Surprisingly few inaugurations have included poetry. President Kennedy's inauguration featured Robert Frost, who had planned to read a special inaugural poem called Dedication. But at 87 he found his pages illegible in the sharp winter sunlight, so he recited The Gift Outright: arguably a far more powerful piece of work. Both of President Clinton's inaugurations featured poetry; in 1993 Maya Angelou delivered an inaugural poem which you can watch on YouTube if you're so inclined -- and in 1997 Miller Williams delivered a poem called "Of History and Hope." Anyway: Alexander's poem is called "Praise song for the day."
For whatever reason, I can't seem to embed the video of her reading the poem, though you can watch it at CNN here. SB of Watermark offers the poem in prose poem format; I've seen a few different versions with line breaks, though am not sure whether they're part of the poem as written. ETA: Mark Doty has published the poem with line breaks as written.

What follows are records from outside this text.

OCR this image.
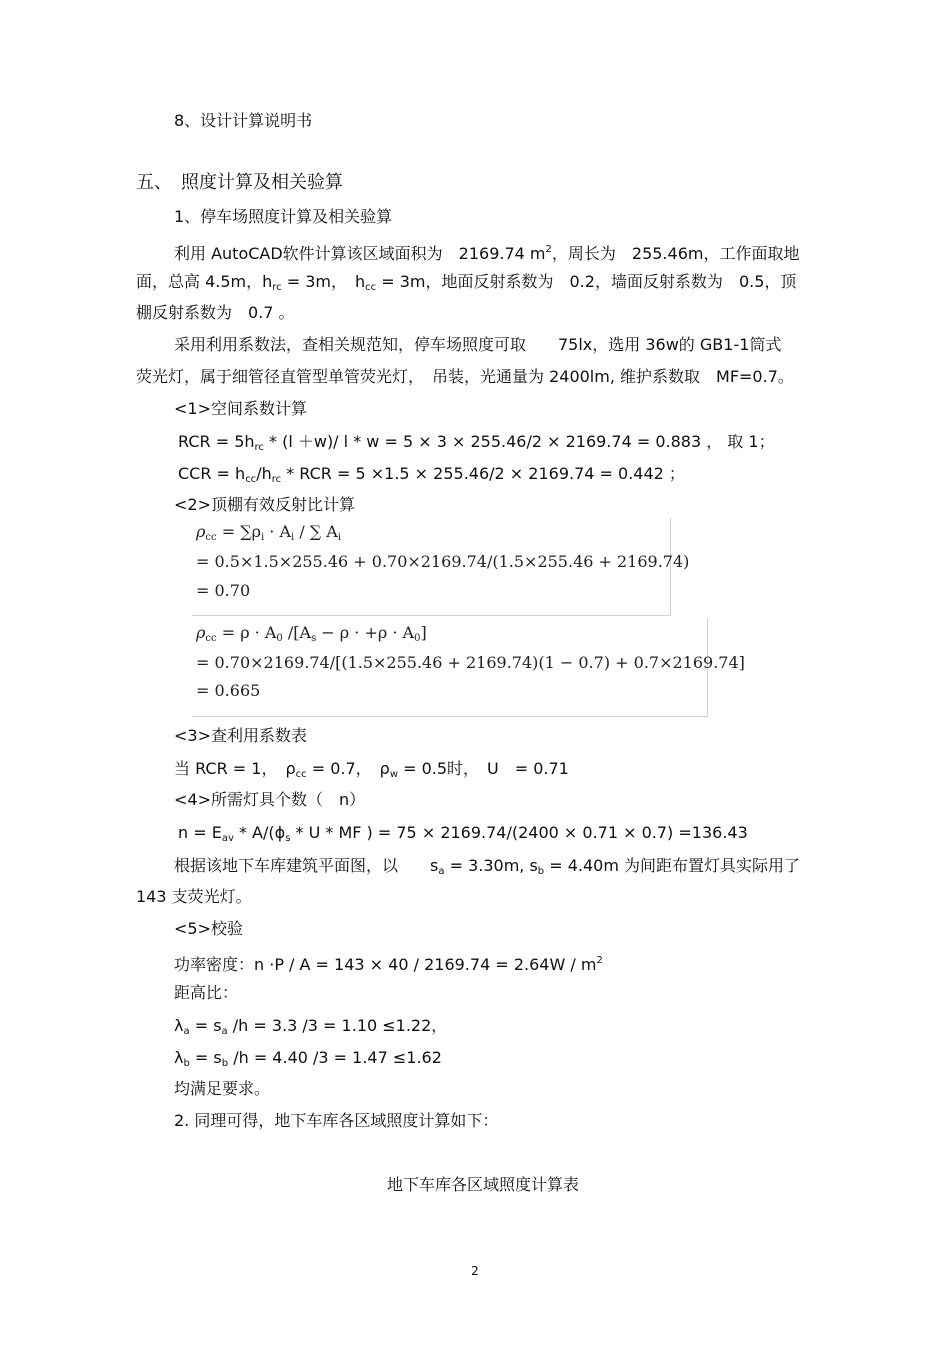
8、设计计算说明书
五、　照度计算及相关验算
1、停车场照度计算及相关验算
利用 AutoCAD软件计算该区域面积为　2169.74 $m^2$，周长为　255.46m，工作面取地
面，总高 4.5m，$h_{rc} = 3m$，　$h_{cc} = 3m$，地面反射系数为　0.2，墙面反射系数为　0.5，顶
棚反射系数为　0.7 。
采用利用系数法，查相关规范知，停车场照度可取　　75lx，选用 36w的 GB1-1筒式
荧光灯，属于细管径直管型单管荧光灯，　吊装，光通量为 2400lm, 维护系数取　MF=0.7。
<1>空间系数计算
RCR = $5h_{rc} * (l +w)/$ l * w = 5 × 3 × 255.46/2 × 2169.74 = 0.883 ， 取 1；
CCR = $h_{cc}/h_{rc}$ * RCR = 5 ×1.5 × 255.46/2 × 2169.74 = 0.442 ；
<2>顶棚有效反射比计算
$\rho_{cc} = \sum\rho_i \cdot A_i$ / ∑ $A_i$
= 0.5×1.5×255.46 + 0.70×2169.74/(1.5×255.46 + 2169.74)
= 0.70
$\rho_{cc} = \rho \cdot A_0$ $/[A_s - \rho \cdot +\rho \cdot A_0]$
= 0.70×2169.74/[(1.5×255.46 + 2169.74)(1 − 0.7) + 0.7×2169.74]
= 0.665
<3>查利用系数表
当 RCR = 1，　$\rho_{cc} = 0.7$，　$\rho_w = 0.5$时，　U　= 0.71
<4>所需灯具个数（　n）
$n = E_{av} * A/(\phi_s * U$ * MF ) = 75 × 2169.74/(2400 × 0.71 × 0.7) =136.43
根据该地下车库建筑平面图，以　　$s_a = 3.30m$, $s_b = 4.40m$ 为间距布置灯具实际用了
143 支荧光灯。
<5>校验
功率密度：$n \cdot P / A = 143 \times 40 / 2169.74 = 2.64W / m^2$
距高比：
$\lambda_a = s_a$ /h = 3.3 /3 = 1.10 ≤1.22，
$\lambda_b = s_b$ /h = 4.40 /3 = 1.47 ≤1.62
均满足要求。
2. 同理可得，地下车库各区域照度计算如下：
地下车库各区域照度计算表
2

A few lines in particular caught my ear and my heart. "Someone is stitching up a hem, darning / a hole in a uniform, patching a tire,/ repairing the things in need of repair," Alexander writes. Hearing that, I thought about how our world is in need of repair -- and how President Obama and his administration have chosen to take on the work of fixing what needs to be mended. "A woman and her son wait for the bus," Alexander writes; "A farmer considers the changing sky." What a resonant image on a day when our world is changing around us.
And "In today's sharp sparkle, this winter air, / anything can be made, any sentence begun." That sense of wide-open possibility has characterized the whole Obama campaign for me. It speaks to the hope I feel today as we begin a new era of American history, and to the belief that we can and will shape our lives with our own hands. The future we build is up to us. All I can say is amen and amen.